Pelarian terduga pelaku berinisial DA, warga Kabupaten Bolaang Mongondow, Sulawesi Utara, berakhir di atas kapal tujuan Ternate–Bacan yang hendak bertolak dari Pelabuhan Bastiong, Rabu (3/6/2026) dini hari.
Penangkapan dramatis tersebut dilakukan sekitar pukul 03.30 WIT oleh tim gabungan yang terdiri dari Unit Opsnal Polsek Ternate Utara, Unit Reskrim Polsek Ternate Selatan, dan Unit Resmob Polres Ternate.
Operasi pengejaran dipimpin langsung oleh KBO Satreskrim Polres Ternate, IPDA Soedharmono, bersama Panit Reskrim Polsek Ternate Utara, IPDA M. Soleh.
Kasat Reskrim Polres Ternate AKP Bakri Syahruddin, S.H., melalui Kasi Humas Polres Ternate IPDA Sudirjo, S.I.P., menjelaskan bahwa setelah menerima laporan peristiwa pembunuhan yang menewaskan Suwardi Gani di RT 09/RW 05, Kelurahan Tafure, Kecamatan Ternate Utara, aparat langsung bergerak melakukan pengejaran intensif.
Tak ingin kehilangan jejak, tim gabungan sejak Selasa malam sekitar pukul 23.00 WIT menyisir sejumlah penginapan di kawasan pelabuhan.

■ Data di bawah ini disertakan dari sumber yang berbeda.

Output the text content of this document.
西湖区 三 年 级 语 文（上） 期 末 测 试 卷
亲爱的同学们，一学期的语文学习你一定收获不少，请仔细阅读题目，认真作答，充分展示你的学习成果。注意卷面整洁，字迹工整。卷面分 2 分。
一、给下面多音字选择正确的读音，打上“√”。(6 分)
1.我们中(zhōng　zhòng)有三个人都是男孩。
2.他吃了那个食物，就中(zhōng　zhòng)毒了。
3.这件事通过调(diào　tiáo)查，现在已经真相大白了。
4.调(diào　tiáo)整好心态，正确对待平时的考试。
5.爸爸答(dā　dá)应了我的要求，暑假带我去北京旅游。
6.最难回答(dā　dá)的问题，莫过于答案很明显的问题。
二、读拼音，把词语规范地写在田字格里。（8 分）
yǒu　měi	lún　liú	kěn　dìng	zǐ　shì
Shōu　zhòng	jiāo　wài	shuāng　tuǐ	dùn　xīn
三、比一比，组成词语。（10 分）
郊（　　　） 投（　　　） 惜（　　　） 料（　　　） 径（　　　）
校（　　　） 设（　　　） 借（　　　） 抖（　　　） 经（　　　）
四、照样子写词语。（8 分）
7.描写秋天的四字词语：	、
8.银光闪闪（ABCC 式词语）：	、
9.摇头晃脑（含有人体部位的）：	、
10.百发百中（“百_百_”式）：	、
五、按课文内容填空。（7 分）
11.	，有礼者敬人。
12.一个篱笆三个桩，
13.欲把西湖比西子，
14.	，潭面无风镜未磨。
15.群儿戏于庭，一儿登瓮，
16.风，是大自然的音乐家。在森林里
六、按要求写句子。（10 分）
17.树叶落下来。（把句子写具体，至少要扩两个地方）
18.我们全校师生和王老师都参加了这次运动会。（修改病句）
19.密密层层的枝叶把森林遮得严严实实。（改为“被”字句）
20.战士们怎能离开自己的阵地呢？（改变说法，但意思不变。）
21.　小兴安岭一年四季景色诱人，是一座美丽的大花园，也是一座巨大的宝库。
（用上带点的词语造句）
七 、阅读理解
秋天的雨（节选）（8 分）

Polisi menduga pelaku berupaya kabur meninggalkan Ternate untuk menghindari jeratan hukum.
Namun, upaya persembunyian itu tak bertahan lama.
Berbekal informasi yang dikumpulkan di lapangan, polisi mengendus rencana pelarian pelaku melalui Pelabuhan Bastiong. Kecurigaan itu menguat setelah diketahui DA memiliki keterkaitan pekerjaan di wilayah Bacan.
Saat melakukan pemeriksaan terhadap kapal yang akan berlayar menuju Bacan, petugas menemukan DA bersembunyi di dek dua kapal. Ia tampak berbaring di tempat tidur penumpang, berusaha menghilangkan jejak dan mengelabui petugas.
Ketika mengetahui keberadaan polisi, DA disebut berusaha kabur. Namun, aparat yang telah mengepung lokasi bergerak cepat melakukan pengejaran.
Aksi kejar-kejaran pun tak terhindarkan.
Dalam proses penangkapan, DA diduga melakukan perlawanan sehingga petugas terpaksa mengambil tindakan tegas dan terukur sesuai prosedur kepolisian.
Pelaku akhirnya berhasil dilumpuhkan dan diamankan sebelum sempat meninggalkan wilayah Ternate.
Setelah ditangkap, DA dibawa ke Rumah Sakit Bhayangkara untuk mendapatkan penanganan medis sebelum selanjutnya digelandang ke Mapolres Ternate guna menjalani pemeriksaan dan proses penyidikan lebih lanjut.
Keberhasilan mengungkap kasus dalam hitungan jam ini menjadi bukti kesigapan aparat dalam memburu pelaku kejahatan berat. Kini penyidik masih mendalami motif di balik aksi yang menewaskan Suwardi Gani serta mengumpulkan alat bukti untuk menuntaskan proses hukum terhadap terduga pelaku.